The first day of Agile Coach Camp began with each person introducing him- or herself and his-or-her superpower. There were some clever ones. I said mine was getting people to write on the whiteboard, because whenever I do, magic happens, but then Tim Ottinger tweeted his disappointment that my superpower didn’t involve donkeys.

The first open space session I attended was on Systems Thinking, facilitated by Ken Furlong. I didn’t understand a lot of this, and there were some skeery formulas, but some folks tweeted some links to me to learn more about it.

Net-Maps

Net mapping is my biggest takeaway from ACCUS so far. Eva Schiffer, whose background is in things like working with GMOs in Ghana and not IT, created net mapping to identify different people or organizations that influence a project. You identify the players: people, departments, groups. You draw connections with color-coding between them, for example, hierarchies, funding, conflicts, adversaries, being in it together. People can do the maps together.

Eva Schiffer explains net-maps

Stacks of checker-like objects piled on each influencer denote the amount of influence. This is a great visual. If you’re doing this with a group, rather than denote “positive” and “negative” influences, you could choose two more neutral goals, such as “stability” and “change”, so that people feel safe. Eva noted that the “average view” of who influences what doesn’t do anything for you, you have to let each person explain their viewpoint.

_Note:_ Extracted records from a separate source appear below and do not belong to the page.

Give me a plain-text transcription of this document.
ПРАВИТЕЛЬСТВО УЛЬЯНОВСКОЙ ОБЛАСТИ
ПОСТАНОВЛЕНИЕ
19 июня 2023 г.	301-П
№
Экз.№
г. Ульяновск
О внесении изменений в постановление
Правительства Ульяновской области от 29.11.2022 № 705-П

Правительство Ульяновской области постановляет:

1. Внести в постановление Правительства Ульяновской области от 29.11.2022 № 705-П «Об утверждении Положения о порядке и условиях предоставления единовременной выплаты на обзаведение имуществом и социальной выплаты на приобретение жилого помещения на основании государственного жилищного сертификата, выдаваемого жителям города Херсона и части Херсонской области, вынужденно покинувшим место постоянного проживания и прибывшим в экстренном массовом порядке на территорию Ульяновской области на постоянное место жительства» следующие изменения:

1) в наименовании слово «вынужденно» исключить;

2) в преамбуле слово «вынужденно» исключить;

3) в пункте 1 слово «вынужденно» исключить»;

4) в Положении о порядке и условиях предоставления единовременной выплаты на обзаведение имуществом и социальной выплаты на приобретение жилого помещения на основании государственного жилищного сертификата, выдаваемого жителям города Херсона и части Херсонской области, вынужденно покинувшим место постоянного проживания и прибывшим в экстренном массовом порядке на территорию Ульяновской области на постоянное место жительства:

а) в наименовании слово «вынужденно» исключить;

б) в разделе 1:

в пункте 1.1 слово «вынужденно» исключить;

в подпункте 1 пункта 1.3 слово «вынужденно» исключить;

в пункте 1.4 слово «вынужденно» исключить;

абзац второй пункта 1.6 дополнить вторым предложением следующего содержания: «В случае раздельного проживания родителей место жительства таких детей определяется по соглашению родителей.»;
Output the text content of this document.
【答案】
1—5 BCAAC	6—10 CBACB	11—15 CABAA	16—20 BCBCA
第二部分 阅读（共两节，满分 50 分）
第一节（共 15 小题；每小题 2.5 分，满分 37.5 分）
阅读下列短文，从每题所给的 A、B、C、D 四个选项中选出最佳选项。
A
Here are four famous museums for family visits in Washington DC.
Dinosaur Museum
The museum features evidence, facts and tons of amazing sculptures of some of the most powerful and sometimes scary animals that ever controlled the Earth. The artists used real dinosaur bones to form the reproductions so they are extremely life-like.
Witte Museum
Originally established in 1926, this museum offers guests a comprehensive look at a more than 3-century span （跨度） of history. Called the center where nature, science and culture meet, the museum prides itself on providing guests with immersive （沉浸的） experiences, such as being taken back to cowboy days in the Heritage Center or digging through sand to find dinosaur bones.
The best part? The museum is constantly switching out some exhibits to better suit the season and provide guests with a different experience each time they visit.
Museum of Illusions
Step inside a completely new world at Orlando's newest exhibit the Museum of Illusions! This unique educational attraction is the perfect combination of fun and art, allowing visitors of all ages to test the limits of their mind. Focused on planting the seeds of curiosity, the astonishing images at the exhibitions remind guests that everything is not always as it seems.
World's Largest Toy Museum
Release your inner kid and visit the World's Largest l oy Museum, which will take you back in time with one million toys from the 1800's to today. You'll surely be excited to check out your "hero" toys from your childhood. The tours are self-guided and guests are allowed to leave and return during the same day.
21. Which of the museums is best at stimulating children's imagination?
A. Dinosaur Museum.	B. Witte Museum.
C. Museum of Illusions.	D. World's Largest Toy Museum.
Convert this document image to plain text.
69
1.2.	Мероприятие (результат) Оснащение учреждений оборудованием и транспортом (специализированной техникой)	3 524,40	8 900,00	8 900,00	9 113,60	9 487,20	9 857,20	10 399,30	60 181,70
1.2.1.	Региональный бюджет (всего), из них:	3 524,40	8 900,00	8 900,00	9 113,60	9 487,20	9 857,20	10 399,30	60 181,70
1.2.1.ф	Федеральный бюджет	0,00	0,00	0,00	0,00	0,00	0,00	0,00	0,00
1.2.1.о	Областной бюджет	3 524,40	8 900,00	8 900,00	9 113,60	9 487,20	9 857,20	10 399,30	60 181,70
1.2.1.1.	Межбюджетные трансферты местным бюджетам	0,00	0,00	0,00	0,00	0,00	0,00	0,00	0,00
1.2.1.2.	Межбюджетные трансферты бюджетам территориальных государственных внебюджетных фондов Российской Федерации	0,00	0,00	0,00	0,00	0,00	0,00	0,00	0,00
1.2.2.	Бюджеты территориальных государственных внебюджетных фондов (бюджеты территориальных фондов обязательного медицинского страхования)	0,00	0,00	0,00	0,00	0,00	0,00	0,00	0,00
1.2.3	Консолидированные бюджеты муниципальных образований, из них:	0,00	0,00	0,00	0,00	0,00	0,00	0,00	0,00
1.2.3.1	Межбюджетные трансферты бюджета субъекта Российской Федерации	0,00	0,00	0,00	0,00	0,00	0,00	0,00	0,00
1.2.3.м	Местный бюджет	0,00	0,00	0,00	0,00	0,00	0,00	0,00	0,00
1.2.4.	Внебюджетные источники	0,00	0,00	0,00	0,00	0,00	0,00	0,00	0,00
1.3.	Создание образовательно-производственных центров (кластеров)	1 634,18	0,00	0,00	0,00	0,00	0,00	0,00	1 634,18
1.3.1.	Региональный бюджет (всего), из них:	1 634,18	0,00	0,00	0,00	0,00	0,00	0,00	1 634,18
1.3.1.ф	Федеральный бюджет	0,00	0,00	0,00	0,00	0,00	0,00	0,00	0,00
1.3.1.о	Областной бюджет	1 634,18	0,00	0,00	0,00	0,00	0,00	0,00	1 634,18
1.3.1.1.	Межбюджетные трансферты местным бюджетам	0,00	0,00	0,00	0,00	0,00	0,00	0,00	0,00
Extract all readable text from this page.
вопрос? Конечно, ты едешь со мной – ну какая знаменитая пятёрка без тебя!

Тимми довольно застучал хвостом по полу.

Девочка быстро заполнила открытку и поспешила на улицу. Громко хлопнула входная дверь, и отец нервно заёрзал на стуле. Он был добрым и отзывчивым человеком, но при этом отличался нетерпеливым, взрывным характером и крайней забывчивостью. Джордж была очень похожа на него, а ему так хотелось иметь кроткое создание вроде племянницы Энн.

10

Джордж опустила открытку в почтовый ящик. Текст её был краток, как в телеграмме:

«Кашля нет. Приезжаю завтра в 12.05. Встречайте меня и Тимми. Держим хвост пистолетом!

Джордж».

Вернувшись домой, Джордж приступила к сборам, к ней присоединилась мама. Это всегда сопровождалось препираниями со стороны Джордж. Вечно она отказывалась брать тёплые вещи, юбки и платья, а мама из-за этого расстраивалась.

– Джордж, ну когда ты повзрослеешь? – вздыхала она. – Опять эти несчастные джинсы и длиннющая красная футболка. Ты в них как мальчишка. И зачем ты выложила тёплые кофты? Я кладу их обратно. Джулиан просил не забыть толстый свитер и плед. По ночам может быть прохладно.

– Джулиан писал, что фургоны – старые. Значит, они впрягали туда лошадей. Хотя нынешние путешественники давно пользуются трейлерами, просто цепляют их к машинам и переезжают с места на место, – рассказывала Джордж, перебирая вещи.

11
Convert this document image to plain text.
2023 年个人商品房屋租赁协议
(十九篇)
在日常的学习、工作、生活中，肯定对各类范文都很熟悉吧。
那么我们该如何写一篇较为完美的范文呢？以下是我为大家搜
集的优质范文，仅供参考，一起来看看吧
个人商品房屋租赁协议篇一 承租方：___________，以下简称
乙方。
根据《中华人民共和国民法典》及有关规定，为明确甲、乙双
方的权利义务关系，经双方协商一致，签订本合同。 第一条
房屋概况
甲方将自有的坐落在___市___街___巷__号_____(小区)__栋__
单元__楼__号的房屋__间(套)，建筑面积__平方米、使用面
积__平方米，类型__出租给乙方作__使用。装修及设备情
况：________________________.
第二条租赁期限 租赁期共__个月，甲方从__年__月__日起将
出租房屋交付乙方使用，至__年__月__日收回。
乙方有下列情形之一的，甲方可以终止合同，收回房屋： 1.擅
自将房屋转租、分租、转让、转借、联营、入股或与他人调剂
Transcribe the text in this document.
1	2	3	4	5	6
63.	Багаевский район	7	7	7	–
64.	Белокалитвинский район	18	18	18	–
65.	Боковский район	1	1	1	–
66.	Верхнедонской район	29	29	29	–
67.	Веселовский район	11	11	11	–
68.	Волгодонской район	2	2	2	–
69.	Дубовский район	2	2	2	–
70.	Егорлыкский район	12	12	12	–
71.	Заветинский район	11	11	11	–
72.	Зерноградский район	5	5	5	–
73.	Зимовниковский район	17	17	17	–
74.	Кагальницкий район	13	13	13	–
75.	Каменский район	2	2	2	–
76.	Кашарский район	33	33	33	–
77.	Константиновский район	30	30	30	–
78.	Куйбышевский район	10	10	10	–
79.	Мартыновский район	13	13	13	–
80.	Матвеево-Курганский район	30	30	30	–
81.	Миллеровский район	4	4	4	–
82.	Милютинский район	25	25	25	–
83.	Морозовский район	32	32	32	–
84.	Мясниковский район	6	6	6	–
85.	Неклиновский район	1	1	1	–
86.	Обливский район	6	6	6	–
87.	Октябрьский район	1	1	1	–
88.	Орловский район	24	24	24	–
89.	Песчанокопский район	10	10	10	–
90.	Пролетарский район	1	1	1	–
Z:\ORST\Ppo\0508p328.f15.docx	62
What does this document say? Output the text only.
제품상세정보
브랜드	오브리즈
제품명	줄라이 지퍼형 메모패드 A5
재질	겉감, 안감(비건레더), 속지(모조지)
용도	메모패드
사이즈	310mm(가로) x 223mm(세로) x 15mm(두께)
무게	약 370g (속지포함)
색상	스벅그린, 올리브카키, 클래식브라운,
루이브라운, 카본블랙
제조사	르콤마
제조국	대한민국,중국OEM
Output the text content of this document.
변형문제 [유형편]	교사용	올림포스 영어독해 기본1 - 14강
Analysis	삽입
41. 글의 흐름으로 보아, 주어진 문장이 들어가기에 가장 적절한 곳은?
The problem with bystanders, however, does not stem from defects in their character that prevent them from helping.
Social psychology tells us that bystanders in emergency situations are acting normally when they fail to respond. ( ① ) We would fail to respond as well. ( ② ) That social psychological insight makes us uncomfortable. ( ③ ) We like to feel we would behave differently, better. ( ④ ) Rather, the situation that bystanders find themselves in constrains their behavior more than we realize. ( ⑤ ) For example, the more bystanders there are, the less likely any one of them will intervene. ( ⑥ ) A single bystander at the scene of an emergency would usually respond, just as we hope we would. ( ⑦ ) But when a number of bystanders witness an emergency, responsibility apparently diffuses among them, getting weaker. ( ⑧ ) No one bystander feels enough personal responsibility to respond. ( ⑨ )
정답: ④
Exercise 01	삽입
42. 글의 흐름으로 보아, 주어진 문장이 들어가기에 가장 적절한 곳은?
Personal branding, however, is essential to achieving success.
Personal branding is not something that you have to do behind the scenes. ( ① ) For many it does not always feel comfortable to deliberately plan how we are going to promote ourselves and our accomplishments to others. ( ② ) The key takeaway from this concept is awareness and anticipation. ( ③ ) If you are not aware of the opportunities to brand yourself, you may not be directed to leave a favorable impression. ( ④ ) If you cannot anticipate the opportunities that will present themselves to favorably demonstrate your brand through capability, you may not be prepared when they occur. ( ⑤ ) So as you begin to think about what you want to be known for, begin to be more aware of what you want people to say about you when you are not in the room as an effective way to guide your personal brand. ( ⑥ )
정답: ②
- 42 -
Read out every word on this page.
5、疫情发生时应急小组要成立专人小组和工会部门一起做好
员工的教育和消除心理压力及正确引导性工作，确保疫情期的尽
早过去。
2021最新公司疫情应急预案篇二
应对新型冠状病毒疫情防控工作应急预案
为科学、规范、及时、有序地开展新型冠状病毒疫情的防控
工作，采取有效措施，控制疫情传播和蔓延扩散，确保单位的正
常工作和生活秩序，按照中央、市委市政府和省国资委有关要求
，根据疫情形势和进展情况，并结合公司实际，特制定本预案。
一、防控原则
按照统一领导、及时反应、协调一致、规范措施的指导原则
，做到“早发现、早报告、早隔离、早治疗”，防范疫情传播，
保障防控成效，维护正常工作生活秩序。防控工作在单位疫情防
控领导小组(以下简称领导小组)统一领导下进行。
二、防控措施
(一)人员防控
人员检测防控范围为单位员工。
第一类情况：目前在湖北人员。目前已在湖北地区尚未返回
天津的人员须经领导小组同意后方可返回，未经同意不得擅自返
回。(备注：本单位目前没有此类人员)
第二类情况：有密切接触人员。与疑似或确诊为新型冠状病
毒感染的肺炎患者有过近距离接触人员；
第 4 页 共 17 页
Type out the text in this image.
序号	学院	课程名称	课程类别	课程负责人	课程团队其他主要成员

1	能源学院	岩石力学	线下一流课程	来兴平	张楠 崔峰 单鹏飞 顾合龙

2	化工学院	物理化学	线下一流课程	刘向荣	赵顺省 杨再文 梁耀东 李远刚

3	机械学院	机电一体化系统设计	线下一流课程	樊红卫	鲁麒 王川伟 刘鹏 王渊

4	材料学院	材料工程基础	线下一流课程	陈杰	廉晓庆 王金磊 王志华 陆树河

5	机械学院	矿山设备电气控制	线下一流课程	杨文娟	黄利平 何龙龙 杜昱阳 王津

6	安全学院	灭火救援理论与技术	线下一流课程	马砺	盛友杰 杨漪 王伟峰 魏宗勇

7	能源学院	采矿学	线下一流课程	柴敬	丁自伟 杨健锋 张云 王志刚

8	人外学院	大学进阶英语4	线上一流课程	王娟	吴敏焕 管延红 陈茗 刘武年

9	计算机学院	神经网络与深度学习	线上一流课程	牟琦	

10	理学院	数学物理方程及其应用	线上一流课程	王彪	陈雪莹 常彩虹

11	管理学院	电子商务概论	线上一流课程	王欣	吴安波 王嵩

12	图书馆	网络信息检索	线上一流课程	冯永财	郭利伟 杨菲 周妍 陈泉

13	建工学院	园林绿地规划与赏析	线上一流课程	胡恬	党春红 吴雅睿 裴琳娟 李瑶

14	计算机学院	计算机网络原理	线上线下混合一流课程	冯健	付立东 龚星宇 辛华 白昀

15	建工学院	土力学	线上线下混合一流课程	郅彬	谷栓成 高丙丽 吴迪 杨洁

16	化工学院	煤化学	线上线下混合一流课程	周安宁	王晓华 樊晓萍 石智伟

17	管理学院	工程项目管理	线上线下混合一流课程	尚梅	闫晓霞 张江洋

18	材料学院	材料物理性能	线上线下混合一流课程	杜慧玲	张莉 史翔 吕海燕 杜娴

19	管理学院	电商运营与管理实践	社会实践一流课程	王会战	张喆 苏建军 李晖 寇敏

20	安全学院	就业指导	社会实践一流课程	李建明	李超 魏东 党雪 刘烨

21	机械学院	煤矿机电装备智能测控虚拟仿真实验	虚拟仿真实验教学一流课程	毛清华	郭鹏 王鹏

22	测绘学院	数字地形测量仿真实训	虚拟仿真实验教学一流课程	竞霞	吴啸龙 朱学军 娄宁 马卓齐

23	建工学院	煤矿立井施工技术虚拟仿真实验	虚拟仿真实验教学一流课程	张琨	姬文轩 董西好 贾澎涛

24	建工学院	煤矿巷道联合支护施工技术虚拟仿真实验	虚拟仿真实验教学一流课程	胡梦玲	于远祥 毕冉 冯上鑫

I’m such a fan of mind mapping, and this seems to take it to another level. I am eager to try this.

One of the participants, who is from the education profession (not IT), suggested it would work well for kids, for things like exploring peer pressure. It was so interesting to get perspectives from people outside of IT, both leading and participating in ACCUS sessions.

More than Agile

George Dinwiddie facilitated this session on what agile coaches need to know besides agile. Many skills we talked about were what Isabel Evans calls “thinking skills”, other people call them “soft skills”: facilitation, creating space for the development team, PR, team dynamics, teaching people outside the team to support the team rather than trying to “drive”. We talked about ways to help teams learn to self-0rganize: providing gentle direction, helping form the team, helping them take on achievable challenges. One tweetable quote from this session was “Trust goes in, pride goes out”.

I was lucky that our team had Mike Cohn for our manager/coach for the first year of our agile transition. First he helped us decide on our commitment to quality. We committed to delivering the best quality software that we possibly could. Mike helped us make this commitment mean something. He exhorted us every day to write code that we’d be proud to take home and show our moms. He told us over and over, “I don’t care how much you get done, or whether you meet some deadline. I only care that you produce the best quality that you can.” It took a long time for the team to trust this message, but once we did, we invested a lot of time to learning valuable practices such as test-driven development and specification by example. This investment paid off in the ensuing years, as we built up a good base of re-usable code and test code. We have always kept our technical debt at a manageable level, and as a result we have a good steady velocity.

QWAN: Providing basic agile knowledge online, for free

QWAN Why, What, How

Olaf Lewitz explained the idea of a free interactive course to teach agile basics, called QWAN (Quality Without a Name). This effort was partly inspired by the Kahn Academy. We brainstormed the what, how and why of this community effort, and came up with both ideas and questions. Check out the photo.